Parler d’amour en classe : comment « passer à l’acte »

« L’amour, qu’Allah te réconforte, commence en plaisanterie et s’achève gravement. » Voilà deux ans que quelqu’un a « tagué » cette phrase sur l’arrêt du bus Conforto de la TEC à Louvain-la-Neuve. Mais l’autre jour, j’ai remarqué que quelqu’un avait effacé la partie qui concerne « Allah », donc Dieu. Un détail qui m’a rappelé ce que je vis actuellement avec mes élèves de 5e et 6e années de l’enseignement secondaire professionnel.

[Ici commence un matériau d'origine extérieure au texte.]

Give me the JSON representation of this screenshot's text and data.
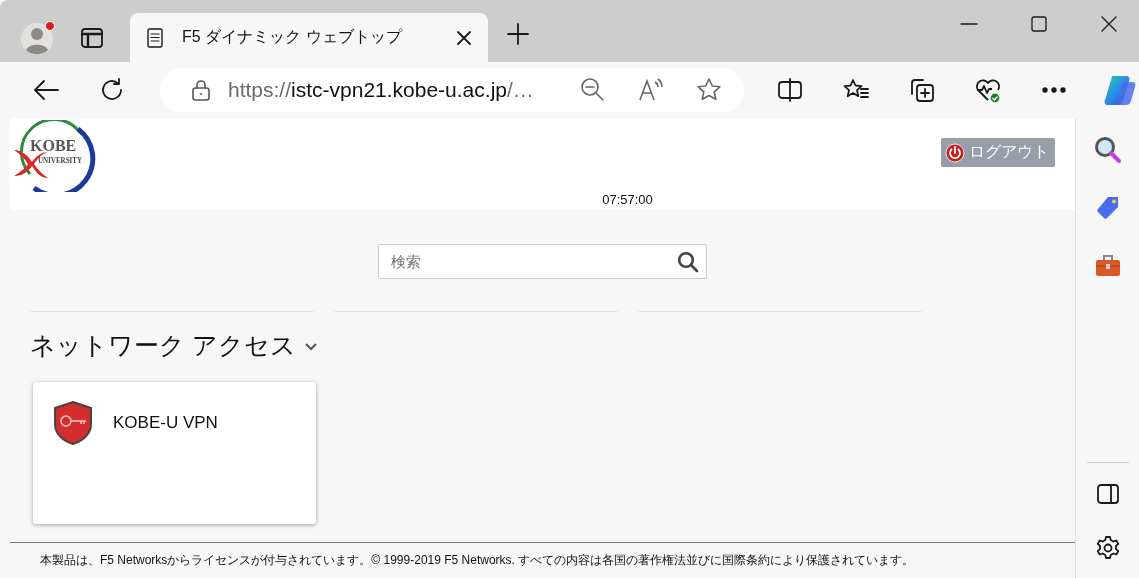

Tout commence lorsqu’en début d’année, dans le cadre de notre premier « conseil de cours », les élèves de plusieurs classes font part de leur désir d’aborder la thématique de l’amour et de la vie de couple. J’enchaine donc le cours sur cette thématique. Je commence par leur demander de m’exprimer (le mode est libre : dessin, récit, mots…) sur une feuille vierge de couleur, leur vision de la vie de couple. Je distribue ensuite une autre feuille vierge et je leur demande de répondre à la question suivante : « Est-ce bien d’être amoureux ? » La question n’est pas innocente. Elle est tirée d’un livre que je compte utiliser en fonction de leurs réponses à ces deux questions.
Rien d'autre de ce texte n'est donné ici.